Quando si secretano i risultati delle prove obiettive di efficacia dell’insegnamento, si ridimensionano anche le ambizioni: della Scuola e del Paese
.
Editoriale telegrafico di Aldo Grasso, pubblicato sul Corriere della Sera il 16 febbraio 2020 – In argomento v. anche Una maturità sempre meno affidabile .
.
Gli esami finiscono sempre, purtroppo. “Oggi è stato approvato un mio emendamento che toglie definitivamente dal curriculum degli studenti la certificazione delle prove Invalsi”. Questo l’annuncio trionfante di Nicola Fratoianni di Sinistra Italiana-LeU. Cui ha fatto seguito un commento della vice ministra dell’Istruzione Anna Ascani: “Abbiamo fortemente voluto che i risultati delle prove Invalsi rimanessero fuori dal curriculum dello studente”. L’Invalsi è il “coronavirus” della scuola italiana? Perché il Governo è così felice di averne secretato i risultati?

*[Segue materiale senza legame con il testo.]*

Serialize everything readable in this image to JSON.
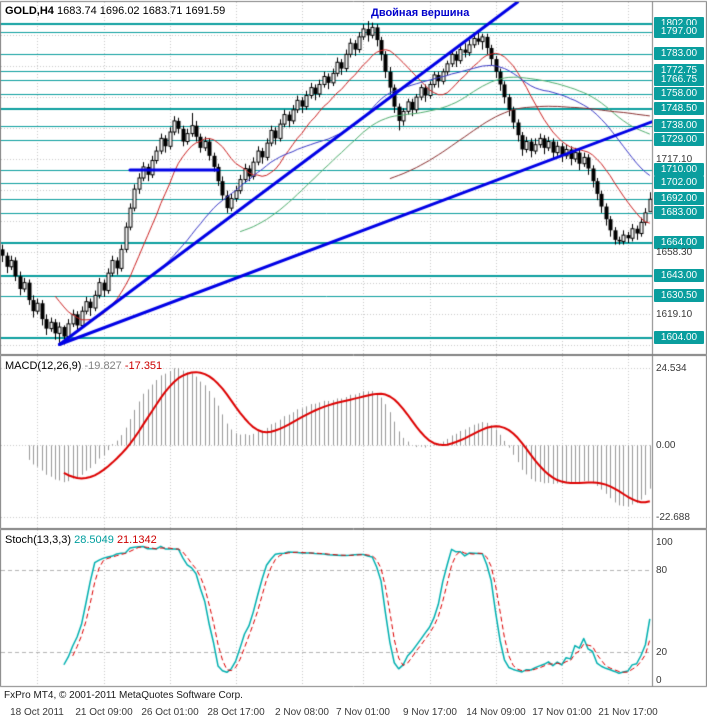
{
  "window": {
    "symbol": "GOLD,H4",
    "ohlc_text": "1683.74 1696.02 1683.71 1691.59"
  },
  "annotation": {
    "text": "Двойная вершина",
    "color": "#0000cc"
  },
  "indicators": {
    "macd": {
      "label": "MACD(12,26,9)",
      "value_main": "-19.827",
      "value_signal": "-17.351",
      "axis": [
        "24.534",
        "0.00",
        "-22.688"
      ]
    },
    "stoch": {
      "label": "Stoch(13,3,3)",
      "value_main": "28.5049",
      "value_signal": "21.1342",
      "axis": [
        "100",
        "80",
        "20",
        "0"
      ]
    }
  },
  "footer": {
    "copyright": "FxPro MT4, © 2001-2011 MetaQuotes Software Corp."
  },
  "time_axis": {
    "labels": [
      "18 Oct 2011",
      "21 Oct 09:00",
      "26 Oct 01:00",
      "28 Oct 17:00",
      "2 Nov 08:00",
      "7 Nov 01:00",
      "9 Nov 17:00",
      "14 Nov 09:00",
      "17 Nov 01:00",
      "21 Nov 17:00"
    ],
    "tick_indices": [
      8,
      23,
      38,
      53,
      68,
      82,
      97,
      112,
      127,
      142
    ]
  },
  "price_axis": {
    "grid_start": 1599.5,
    "grid_step": 19.6
  },
  "colors": {
    "teal": "#0a9e9e",
    "grid": "#c9c9c9",
    "border": "#808080",
    "candle_up": "#ffffff",
    "candle_down": "#000000",
    "wick": "#000000",
    "trendline": "#0000e6",
    "macd_hist": "#999999",
    "macd_signal": "#dd0000",
    "stoch_main": "#00b0b0",
    "stoch_signal": "#dd0000",
    "axis_text": "#3a3a3a"
  },
  "chart_data": {
    "type": "candlestick",
    "symbol": "GOLD",
    "timeframe": "H4",
    "title": "GOLD,H4 1683.74 1696.02 1683.71 1691.59",
    "annotation": "Двойная вершина",
    "current_ohlc": [
      1683.74,
      1696.02,
      1683.71,
      1691.59
    ],
    "price_range": [
      1594,
      1816
    ],
    "x_labels": [
      "18 Oct 2011",
      "21 Oct 09:00",
      "26 Oct 01:00",
      "28 Oct 17:00",
      "2 Nov 08:00",
      "7 Nov 01:00",
      "9 Nov 17:00",
      "14 Nov 09:00",
      "17 Nov 01:00",
      "21 Nov 17:00"
    ],
    "candles": [
      [
        1660,
        1663,
        1652,
        1656
      ],
      [
        1656,
        1658,
        1645,
        1649
      ],
      [
        1649,
        1656,
        1647,
        1653
      ],
      [
        1653,
        1655,
        1640,
        1643
      ],
      [
        1643,
        1646,
        1631,
        1635
      ],
      [
        1635,
        1642,
        1633,
        1639
      ],
      [
        1639,
        1641,
        1625,
        1628
      ],
      [
        1628,
        1631,
        1617,
        1621
      ],
      [
        1621,
        1629,
        1619,
        1626
      ],
      [
        1626,
        1628,
        1612,
        1616
      ],
      [
        1616,
        1619,
        1606,
        1610
      ],
      [
        1610,
        1617,
        1608,
        1614
      ],
      [
        1614,
        1616,
        1603,
        1607
      ],
      [
        1607,
        1614,
        1601,
        1611
      ],
      [
        1611,
        1612,
        1600,
        1605
      ],
      [
        1605,
        1616,
        1603,
        1613
      ],
      [
        1613,
        1622,
        1611,
        1619
      ],
      [
        1619,
        1621,
        1608,
        1612
      ],
      [
        1612,
        1624,
        1610,
        1621
      ],
      [
        1621,
        1630,
        1619,
        1627
      ],
      [
        1627,
        1629,
        1618,
        1623
      ],
      [
        1623,
        1634,
        1621,
        1631
      ],
      [
        1631,
        1642,
        1629,
        1639
      ],
      [
        1639,
        1641,
        1630,
        1634
      ],
      [
        1634,
        1648,
        1632,
        1645
      ],
      [
        1645,
        1656,
        1643,
        1653
      ],
      [
        1653,
        1655,
        1644,
        1648
      ],
      [
        1648,
        1663,
        1646,
        1660
      ],
      [
        1660,
        1677,
        1658,
        1674
      ],
      [
        1674,
        1689,
        1672,
        1686
      ],
      [
        1686,
        1701,
        1684,
        1698
      ],
      [
        1698,
        1708,
        1695,
        1705
      ],
      [
        1705,
        1715,
        1703,
        1712
      ],
      [
        1712,
        1714,
        1703,
        1707
      ],
      [
        1707,
        1719,
        1705,
        1716
      ],
      [
        1716,
        1725,
        1714,
        1722
      ],
      [
        1722,
        1733,
        1720,
        1730
      ],
      [
        1730,
        1732,
        1721,
        1725
      ],
      [
        1725,
        1737,
        1723,
        1734
      ],
      [
        1734,
        1744,
        1732,
        1741
      ],
      [
        1741,
        1743,
        1733,
        1736
      ],
      [
        1736,
        1738,
        1725,
        1728
      ],
      [
        1728,
        1736,
        1726,
        1733
      ],
      [
        1733,
        1746,
        1731,
        1738
      ],
      [
        1738,
        1741,
        1728,
        1731
      ],
      [
        1731,
        1733,
        1721,
        1724
      ],
      [
        1724,
        1731,
        1722,
        1728
      ],
      [
        1728,
        1730,
        1716,
        1719
      ],
      [
        1719,
        1721,
        1709,
        1712
      ],
      [
        1712,
        1714,
        1700,
        1703
      ],
      [
        1703,
        1706,
        1691,
        1694
      ],
      [
        1694,
        1697,
        1683,
        1686
      ],
      [
        1686,
        1695,
        1684,
        1692
      ],
      [
        1692,
        1700,
        1690,
        1697
      ],
      [
        1697,
        1707,
        1695,
        1704
      ],
      [
        1704,
        1714,
        1702,
        1711
      ],
      [
        1711,
        1713,
        1703,
        1706
      ],
      [
        1706,
        1718,
        1704,
        1715
      ],
      [
        1715,
        1725,
        1713,
        1722
      ],
      [
        1722,
        1724,
        1714,
        1718
      ],
      [
        1718,
        1730,
        1716,
        1727
      ],
      [
        1727,
        1738,
        1725,
        1735
      ],
      [
        1735,
        1737,
        1726,
        1730
      ],
      [
        1730,
        1742,
        1728,
        1739
      ],
      [
        1739,
        1748,
        1737,
        1745
      ],
      [
        1745,
        1747,
        1737,
        1741
      ],
      [
        1741,
        1751,
        1739,
        1748
      ],
      [
        1748,
        1757,
        1746,
        1754
      ],
      [
        1754,
        1756,
        1746,
        1750
      ],
      [
        1750,
        1760,
        1748,
        1757
      ],
      [
        1757,
        1765,
        1755,
        1762
      ],
      [
        1762,
        1764,
        1754,
        1758
      ],
      [
        1758,
        1767,
        1756,
        1764
      ],
      [
        1764,
        1772,
        1762,
        1769
      ],
      [
        1769,
        1771,
        1761,
        1765
      ],
      [
        1765,
        1774,
        1763,
        1771
      ],
      [
        1771,
        1781,
        1769,
        1778
      ],
      [
        1778,
        1780,
        1770,
        1774
      ],
      [
        1774,
        1786,
        1772,
        1783
      ],
      [
        1783,
        1793,
        1781,
        1790
      ],
      [
        1790,
        1792,
        1782,
        1786
      ],
      [
        1786,
        1797,
        1784,
        1794
      ],
      [
        1794,
        1802,
        1792,
        1799
      ],
      [
        1799,
        1804,
        1791,
        1795
      ],
      [
        1795,
        1803,
        1793,
        1800
      ],
      [
        1800,
        1802,
        1788,
        1792
      ],
      [
        1792,
        1794,
        1779,
        1783
      ],
      [
        1783,
        1785,
        1768,
        1772
      ],
      [
        1772,
        1775,
        1758,
        1762
      ],
      [
        1762,
        1764,
        1746,
        1750
      ],
      [
        1750,
        1752,
        1735,
        1741
      ],
      [
        1741,
        1749,
        1738,
        1747
      ],
      [
        1747,
        1755,
        1745,
        1753
      ],
      [
        1753,
        1755,
        1744,
        1748
      ],
      [
        1748,
        1758,
        1746,
        1756
      ],
      [
        1756,
        1764,
        1754,
        1762
      ],
      [
        1762,
        1764,
        1753,
        1757
      ],
      [
        1757,
        1766,
        1755,
        1764
      ],
      [
        1764,
        1772,
        1762,
        1770
      ],
      [
        1770,
        1772,
        1762,
        1766
      ],
      [
        1766,
        1774,
        1764,
        1772
      ],
      [
        1772,
        1779,
        1770,
        1777
      ],
      [
        1777,
        1785,
        1775,
        1783
      ],
      [
        1783,
        1785,
        1775,
        1779
      ],
      [
        1779,
        1788,
        1777,
        1786
      ],
      [
        1786,
        1790,
        1781,
        1784
      ],
      [
        1784,
        1792,
        1782,
        1789
      ],
      [
        1789,
        1795,
        1787,
        1793
      ],
      [
        1793,
        1797,
        1789,
        1791
      ],
      [
        1791,
        1796,
        1786,
        1794
      ],
      [
        1794,
        1796,
        1783,
        1787
      ],
      [
        1787,
        1789,
        1776,
        1780
      ],
      [
        1780,
        1782,
        1768,
        1772
      ],
      [
        1772,
        1774,
        1760,
        1764
      ],
      [
        1764,
        1766,
        1752,
        1756
      ],
      [
        1756,
        1758,
        1744,
        1748
      ],
      [
        1748,
        1750,
        1736,
        1740
      ],
      [
        1740,
        1742,
        1728,
        1732
      ],
      [
        1732,
        1734,
        1719,
        1723
      ],
      [
        1723,
        1731,
        1721,
        1728
      ],
      [
        1728,
        1730,
        1718,
        1722
      ],
      [
        1722,
        1730,
        1720,
        1726
      ],
      [
        1726,
        1733,
        1724,
        1730
      ],
      [
        1730,
        1732,
        1720,
        1724
      ],
      [
        1724,
        1731,
        1722,
        1728
      ],
      [
        1728,
        1730,
        1717,
        1721
      ],
      [
        1721,
        1728,
        1719,
        1725
      ],
      [
        1725,
        1727,
        1715,
        1719
      ],
      [
        1719,
        1726,
        1717,
        1723
      ],
      [
        1723,
        1725,
        1713,
        1717
      ],
      [
        1717,
        1724,
        1715,
        1721
      ],
      [
        1721,
        1723,
        1710,
        1714
      ],
      [
        1714,
        1721,
        1712,
        1718
      ],
      [
        1718,
        1720,
        1707,
        1711
      ],
      [
        1711,
        1713,
        1699,
        1703
      ],
      [
        1703,
        1705,
        1691,
        1695
      ],
      [
        1695,
        1697,
        1683,
        1687
      ],
      [
        1687,
        1689,
        1675,
        1679
      ],
      [
        1679,
        1681,
        1668,
        1672
      ],
      [
        1672,
        1674,
        1663,
        1666
      ],
      [
        1666,
        1668,
        1663,
        1665
      ],
      [
        1665,
        1672,
        1663,
        1669
      ],
      [
        1669,
        1671,
        1664,
        1667
      ],
      [
        1667,
        1676,
        1665,
        1673
      ],
      [
        1673,
        1675,
        1666,
        1670
      ],
      [
        1670,
        1680,
        1668,
        1677
      ],
      [
        1677,
        1686,
        1675,
        1683
      ],
      [
        1683.74,
        1696.02,
        1683.71,
        1691.59
      ]
    ],
    "horizontal_levels": [
      {
        "price": 1802.0,
        "label": "1802.00",
        "thick": true
      },
      {
        "price": 1797.0,
        "label": "1797.00",
        "thick": false
      },
      {
        "price": 1783.0,
        "label": "1783.00",
        "thick": false
      },
      {
        "price": 1772.75,
        "label": "1772.75",
        "thick": false
      },
      {
        "price": 1766.75,
        "label": "1766.75",
        "thick": false
      },
      {
        "price": 1758.0,
        "label": "1758.00",
        "thick": false
      },
      {
        "price": 1748.5,
        "label": "1748.50",
        "thick": true
      },
      {
        "price": 1738.0,
        "label": "1738.00",
        "thick": false
      },
      {
        "price": 1729.0,
        "label": "1729.00",
        "thick": false
      },
      {
        "price": 1710.0,
        "label": "1710.00",
        "thick": false
      },
      {
        "price": 1702.0,
        "label": "1702.00",
        "thick": false
      },
      {
        "price": 1692.0,
        "label": "1692.00",
        "thick": false
      },
      {
        "price": 1683.0,
        "label": "1683.00",
        "thick": false
      },
      {
        "price": 1664.0,
        "label": "1664.00",
        "thick": true
      },
      {
        "price": 1643.0,
        "label": "1643.00",
        "thick": true
      },
      {
        "price": 1630.5,
        "label": "1630.50",
        "thick": false
      },
      {
        "price": 1604.0,
        "label": "1604.00",
        "thick": true
      }
    ],
    "trendlines": [
      {
        "from_index": 13,
        "from_price": 1600,
        "to_index": 117,
        "to_price": 1816,
        "color": "#0000e6",
        "width": 3
      },
      {
        "from_index": 13,
        "from_price": 1600,
        "to_index": 148,
        "to_price": 1741,
        "color": "#0000e6",
        "width": 3
      }
    ],
    "hline_segment": {
      "price": 1710,
      "from_index": 29,
      "to_index": 49,
      "color": "#0000e6",
      "width": 3
    },
    "moving_averages": [
      {
        "period": 13,
        "color": "#cc2222",
        "width": 1
      },
      {
        "period": 34,
        "color": "#3a3ac8",
        "width": 1
      },
      {
        "period": 55,
        "color": "#4fae6e",
        "width": 1
      },
      {
        "period": 89,
        "color": "#8a3030",
        "width": 1
      }
    ],
    "macd": {
      "fast": 12,
      "slow": 26,
      "signal_period": 9,
      "last_main": -19.827,
      "last_signal": -17.351,
      "scale_max": 24.534,
      "scale_min": -22.688
    },
    "stochastic": {
      "k_period": 13,
      "slowing": 3,
      "d_period": 3,
      "last_k": 28.5049,
      "last_d": 21.1342,
      "levels": [
        80,
        20
      ],
      "range": [
        0,
        100
      ]
    }
  }
}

L’Invalsi è una parte del curriculum dello studente, un allegato al diploma di Maturità che contiene esperienze, competenze e conoscenze che lo studente ha accumulato negli anni, da presentare a università e datori di lavoro. Migliorabile, certo, ma strumento moderno capace di radiografare la realtà: uno studente su tre in terza media ha problemi di comprensione del testo, e se una classe va male, a volte, il docente non è esente da demeriti. Invalsi? Se c’è la febbre, si rompa il termometro!
La verità è che parte della scuola italiana ancora resiste alle valutazioni: presto sostituirà i voti con le faccine. E per una certa retorica politica e sindacale, la colpa è sempre del sistema, mai personale.
Quando si secretano i demeriti, si ridimensionano anche le ambizioni. Della scuola, del Paese.